Building a Daily Tech Trends Aggregator with Python
The Problem
Staying on top of tech news is exhausting. Between Hacker News, Reddit, GitHub, and Product Hunt, I was spending 30+ minutes each morning just skimming headlines. Worse, I had no systematic way to identify which stories had true "viral potential" versus which were just noise.
The Solution
I built a Python-based aggregator that:
- Collects trending posts from multiple sources
- Scores each post for viral potential
- Categorizes by topic (AI/ML, Security, Product Launch, etc.)
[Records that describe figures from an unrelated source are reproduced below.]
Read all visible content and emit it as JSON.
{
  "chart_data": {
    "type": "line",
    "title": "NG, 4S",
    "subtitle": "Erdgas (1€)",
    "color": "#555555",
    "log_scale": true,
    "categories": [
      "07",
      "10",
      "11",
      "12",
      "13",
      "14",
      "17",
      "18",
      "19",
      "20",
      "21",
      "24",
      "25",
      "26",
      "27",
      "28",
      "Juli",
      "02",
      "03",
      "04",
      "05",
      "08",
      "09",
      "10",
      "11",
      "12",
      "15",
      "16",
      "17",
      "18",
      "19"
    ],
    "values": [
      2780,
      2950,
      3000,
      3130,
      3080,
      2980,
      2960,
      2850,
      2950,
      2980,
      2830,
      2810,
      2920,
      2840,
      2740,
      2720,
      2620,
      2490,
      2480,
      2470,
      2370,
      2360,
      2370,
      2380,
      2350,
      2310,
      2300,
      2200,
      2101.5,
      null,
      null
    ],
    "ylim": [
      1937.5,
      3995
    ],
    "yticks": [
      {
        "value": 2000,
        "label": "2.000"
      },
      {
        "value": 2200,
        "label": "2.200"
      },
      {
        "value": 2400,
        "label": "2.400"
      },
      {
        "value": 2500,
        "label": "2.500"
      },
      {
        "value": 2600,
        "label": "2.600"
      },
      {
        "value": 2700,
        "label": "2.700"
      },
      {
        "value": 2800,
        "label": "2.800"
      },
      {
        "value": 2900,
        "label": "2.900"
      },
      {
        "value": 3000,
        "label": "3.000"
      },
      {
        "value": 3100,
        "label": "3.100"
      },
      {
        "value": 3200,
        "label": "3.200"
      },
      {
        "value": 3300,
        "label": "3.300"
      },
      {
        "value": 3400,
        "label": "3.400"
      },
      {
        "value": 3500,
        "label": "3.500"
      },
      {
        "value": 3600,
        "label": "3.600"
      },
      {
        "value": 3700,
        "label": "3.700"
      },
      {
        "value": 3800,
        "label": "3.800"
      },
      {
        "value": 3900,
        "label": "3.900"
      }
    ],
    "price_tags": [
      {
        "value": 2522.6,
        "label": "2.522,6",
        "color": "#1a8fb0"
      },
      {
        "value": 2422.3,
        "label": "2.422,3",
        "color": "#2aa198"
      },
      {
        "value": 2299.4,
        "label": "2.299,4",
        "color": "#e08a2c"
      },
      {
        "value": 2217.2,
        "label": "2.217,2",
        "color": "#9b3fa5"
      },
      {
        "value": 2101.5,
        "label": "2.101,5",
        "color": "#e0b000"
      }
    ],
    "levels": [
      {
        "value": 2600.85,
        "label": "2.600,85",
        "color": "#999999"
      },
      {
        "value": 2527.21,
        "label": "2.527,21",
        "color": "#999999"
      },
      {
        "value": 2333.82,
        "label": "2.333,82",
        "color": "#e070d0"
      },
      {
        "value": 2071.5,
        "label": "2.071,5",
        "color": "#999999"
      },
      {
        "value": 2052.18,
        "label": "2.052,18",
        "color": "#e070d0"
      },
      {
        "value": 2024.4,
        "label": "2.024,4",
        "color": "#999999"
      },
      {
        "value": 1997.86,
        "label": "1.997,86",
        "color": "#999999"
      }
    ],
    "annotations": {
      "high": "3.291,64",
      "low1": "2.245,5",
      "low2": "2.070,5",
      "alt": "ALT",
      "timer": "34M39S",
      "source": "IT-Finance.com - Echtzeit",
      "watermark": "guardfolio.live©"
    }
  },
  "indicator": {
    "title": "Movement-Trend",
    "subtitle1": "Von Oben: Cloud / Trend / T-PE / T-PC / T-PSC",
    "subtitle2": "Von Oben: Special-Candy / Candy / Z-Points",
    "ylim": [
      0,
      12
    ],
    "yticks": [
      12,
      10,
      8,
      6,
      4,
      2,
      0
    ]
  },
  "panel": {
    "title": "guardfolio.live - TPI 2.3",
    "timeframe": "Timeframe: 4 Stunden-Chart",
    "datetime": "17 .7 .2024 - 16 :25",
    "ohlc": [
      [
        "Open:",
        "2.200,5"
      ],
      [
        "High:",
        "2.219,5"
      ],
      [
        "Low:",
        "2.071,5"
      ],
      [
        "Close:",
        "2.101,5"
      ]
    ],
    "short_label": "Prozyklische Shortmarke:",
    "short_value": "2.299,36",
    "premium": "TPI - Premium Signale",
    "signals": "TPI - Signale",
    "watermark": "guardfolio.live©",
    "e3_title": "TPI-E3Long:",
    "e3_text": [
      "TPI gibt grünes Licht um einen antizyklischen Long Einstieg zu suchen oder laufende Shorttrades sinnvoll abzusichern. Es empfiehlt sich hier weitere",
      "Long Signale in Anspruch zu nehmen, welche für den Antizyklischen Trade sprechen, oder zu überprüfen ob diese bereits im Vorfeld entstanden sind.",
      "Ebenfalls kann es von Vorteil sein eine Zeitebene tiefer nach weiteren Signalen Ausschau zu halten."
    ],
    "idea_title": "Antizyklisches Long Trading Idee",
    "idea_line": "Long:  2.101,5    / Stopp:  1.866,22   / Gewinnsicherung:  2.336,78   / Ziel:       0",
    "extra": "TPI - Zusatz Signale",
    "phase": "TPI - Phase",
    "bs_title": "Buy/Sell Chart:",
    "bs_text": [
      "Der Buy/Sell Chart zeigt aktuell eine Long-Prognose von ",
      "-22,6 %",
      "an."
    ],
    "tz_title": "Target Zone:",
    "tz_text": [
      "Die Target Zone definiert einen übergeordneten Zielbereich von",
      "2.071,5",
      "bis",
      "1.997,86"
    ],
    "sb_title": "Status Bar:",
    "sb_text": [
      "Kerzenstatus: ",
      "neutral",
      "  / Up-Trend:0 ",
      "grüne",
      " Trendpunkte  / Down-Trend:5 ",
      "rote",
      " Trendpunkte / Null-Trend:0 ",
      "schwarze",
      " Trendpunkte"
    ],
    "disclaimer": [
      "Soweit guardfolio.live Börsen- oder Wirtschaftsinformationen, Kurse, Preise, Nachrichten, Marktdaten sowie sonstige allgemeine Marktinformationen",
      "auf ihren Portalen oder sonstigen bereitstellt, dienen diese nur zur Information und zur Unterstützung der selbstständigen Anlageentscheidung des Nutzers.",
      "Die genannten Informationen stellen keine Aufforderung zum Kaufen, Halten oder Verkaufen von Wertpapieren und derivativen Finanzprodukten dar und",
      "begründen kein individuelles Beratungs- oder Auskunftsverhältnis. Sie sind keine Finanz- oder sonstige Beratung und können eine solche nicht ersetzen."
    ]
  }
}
- Delivers a daily report at 9 AM
Technical Architecture
Data Sources
| Source | Method | Reliability |
|---|---|---|
| Hacker News | Firebase API | ✅ Excellent |
| GitHub Trending | Scraping | ✅ Good |
| Product Hunt | Crawl4AI | ⚠️ Moderate |
| Pushshift API | ❌ Blocked on VPS |
Viral Scoring Algorithm
I developed a weighted scoring system (0-100):
Viral Score =
Engagement (40%) → Upvotes/Points normalized
+ Discussion (40%) → Comments × 3 (weighted higher)
+ Relevance (20%) → AI/Tech keywords matching
+ Controversy Bonus → High comment/upvote ratio
+ Recency Bonus → Posts < 6 hours old
The comment weighting is intentional—a post with 100 upvotes and 200 comments is often more interesting than one with 500 upvotes and 10 comments.
Key Libraries
- Crawl4AI: Async web scraping with stealth mode
- requests: Simple API calls for HN/GitHub
- asyncio: Concurrent fetching
- Cron: Scheduled execution at 9 AM daily
Challenges Faced
1. Reddit Blocking
Reddit immediately blocked requests from my VPS IP. Solutions attempted:
- User-Agent rotation ❌
- Proxy consideration ⏸️ (cost tradeoff)
- Pushshift API ✅ (limited data)
2. Dynamic Content
Google Trends and Reddit load via JavaScript, making simple requests insufficient. Crawl4AI with headless browser solved this, but added latency.
3. Rate Limiting
Hacker News API is generous, but GitHub trending required careful request timing.
Sample Output
🔥 TOP 10 BÀI VIẾT CÓ VIRAL POTENTIAL CAO NHẤT
1. 🚀 [AI/ML] Notepad++ supply chain attack breakdown
📰 Hacker News | 🔥 Viral Score: 58.5/100
⬆️ 177 | 💬 82
2. 📈 [Development] Xcode 26.3 – Coding agents in Xcode
📰 Hacker News | 🔥 Viral Score: 51.5/100
⬆️ 238 | 💬 199
Results After 1 Week
- Time saved: ~25 minutes/day
- Stories analyzed: ~50/day across sources
- Signal-to-noise ratio: Significantly improved
- Missed stories: Near zero for major tech news
Future Improvements
- Sentiment Analysis: Auto-flag negative security coverage
- Email Integration: Deliver reports to inbox
- Slack Bot: Real-time alerts for high-viral stories
- Historical Tracking: Identify trending topic lifecycles
Code Snippet
The core scoring function:
def calculate_viral_score(item):
score = 0
# Engagement (40 points max)
engagement = item.get('score', 0) + item.get('points', 0)
score += min(20, (engagement / 500) * 20)
# Comments weighted 3x (40 points max)
comments = item.get('comments', 0)
score += min(20, (comments / 100) * 20)
# Tech relevance keyword matching (20 points)
ai_keywords = ['ai', 'llm', 'gpt', 'machine learning']
score += sum(10 for kw in ai_keywords if kw in title.lower())
return min(100, score)
Conclusion
Automation isn't just about saving time—it's about consistency. This aggregator ensures I never miss important tech news while filtering out the noise. The viral scoring adds a layer of intelligence that raw feeds can't provide.
Total build time: ~4 hours ROI: Break-even in less than a week
Sometimes the best side projects solve your own daily frustrations.
Built with Python, Crawl4AI, and too much coffee.